Ketiga, Anak bertanya karena memang benar-benar ingin tahu jawaban atas suatu persoalan atau
permasalahan yang ia benar-benar tidak tahu jawabannya. Kondisi ini biasanya
terjadi pada anak-anak yang usianya sudah relatif lebih besar (sekitar 6 – 7 th).

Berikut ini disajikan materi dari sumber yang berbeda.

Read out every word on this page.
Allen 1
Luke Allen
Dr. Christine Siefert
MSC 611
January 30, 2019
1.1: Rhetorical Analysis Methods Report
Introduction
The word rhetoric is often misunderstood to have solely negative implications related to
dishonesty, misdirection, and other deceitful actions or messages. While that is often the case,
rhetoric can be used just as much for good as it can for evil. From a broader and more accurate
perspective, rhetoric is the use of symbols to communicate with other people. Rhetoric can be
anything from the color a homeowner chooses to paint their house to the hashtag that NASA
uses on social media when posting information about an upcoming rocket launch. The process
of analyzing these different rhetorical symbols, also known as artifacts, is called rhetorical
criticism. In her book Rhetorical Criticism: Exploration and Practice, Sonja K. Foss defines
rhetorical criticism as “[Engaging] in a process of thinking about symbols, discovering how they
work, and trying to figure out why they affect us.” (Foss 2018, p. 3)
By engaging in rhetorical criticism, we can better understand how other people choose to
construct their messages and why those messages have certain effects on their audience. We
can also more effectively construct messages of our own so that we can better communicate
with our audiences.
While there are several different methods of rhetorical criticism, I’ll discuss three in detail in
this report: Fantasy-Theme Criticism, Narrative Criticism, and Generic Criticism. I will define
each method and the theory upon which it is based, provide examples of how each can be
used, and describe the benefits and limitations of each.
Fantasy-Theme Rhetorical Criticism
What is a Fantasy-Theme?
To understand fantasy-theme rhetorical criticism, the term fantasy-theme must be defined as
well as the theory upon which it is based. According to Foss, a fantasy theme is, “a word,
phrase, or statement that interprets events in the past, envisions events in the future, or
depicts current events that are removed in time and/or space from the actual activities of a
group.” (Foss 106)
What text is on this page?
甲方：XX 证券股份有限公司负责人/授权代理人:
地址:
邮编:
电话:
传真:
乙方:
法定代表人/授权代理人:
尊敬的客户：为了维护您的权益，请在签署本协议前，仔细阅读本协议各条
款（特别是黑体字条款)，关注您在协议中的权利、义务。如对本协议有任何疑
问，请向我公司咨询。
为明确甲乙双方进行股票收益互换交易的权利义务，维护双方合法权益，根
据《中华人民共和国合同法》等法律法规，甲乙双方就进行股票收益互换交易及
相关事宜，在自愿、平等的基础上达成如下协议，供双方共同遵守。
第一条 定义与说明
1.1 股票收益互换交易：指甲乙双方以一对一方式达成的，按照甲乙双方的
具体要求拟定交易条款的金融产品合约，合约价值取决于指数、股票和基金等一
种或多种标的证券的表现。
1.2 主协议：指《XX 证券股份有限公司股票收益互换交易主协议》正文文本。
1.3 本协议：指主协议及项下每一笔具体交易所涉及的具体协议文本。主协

Keempat, Anak bertanya karena ingin
mendapatkan peneguhan (reinforcement) atas pengetahuan tertentu yang dia
miliki. Dalam kontek ini, anak sebenarnya sudah tahu jawaban atas pertanyaan
yang dia ajukan, namun dia ingin mendapat peneguhan (konfirmasi positif) atas
pengetahuannya. Apakah pengetahuan yang
dimilikinya sesuai dengan pengetahuan dari pemegang otorita (ortu, guru, kakak
dsb). Bila jawaban yang diperoleh sesuai
dengan pola pengetahuannya maka anak akan merasa puas, senang dan berbangga
diri. Namun demikian tidak berarti anak akan berhenti tidak bertanya lagi, anak
akan terus mengajukan pertanyaan-pertanyaan lain untuk memperoleh peneguhan dan
konfirmasi positif atas seluruh pengetahuannya.
Bila jawaban yang diperoleh ternyata out
of frame (berbeda dengan pengetahuan anak) anak juga tidak akan berhenti
bertanya, dia akan bertanya dan mengarahkan pertanyaannya terus hingga anak
merasa mendapat peneguhan atau konfirmasi positip atas pengetahuan yang dia
miliki, so kesan yang tertangkap dalam dinamika tanya jawab ini adalah “anak ngeyelan).
Kapan Anak Mulai banyak Bertanya
Interaksi dan relasi sosial yang semakin lebar
akan merangsang anak untuk lebih banyak melakukan komunikasi dengan orang-orang
di sekitar yang dikenalnya. Proses komunikasi tersebut sebenarnya merupakan
proses mental sebagai upaya penjelajahan seorang anak untuk mengisi pundi-pundi
pengetahuan yang terus diisinya. Dalam kontek ini proses komunikasi anak akan lebih banyak berwujud komunikasi verbal.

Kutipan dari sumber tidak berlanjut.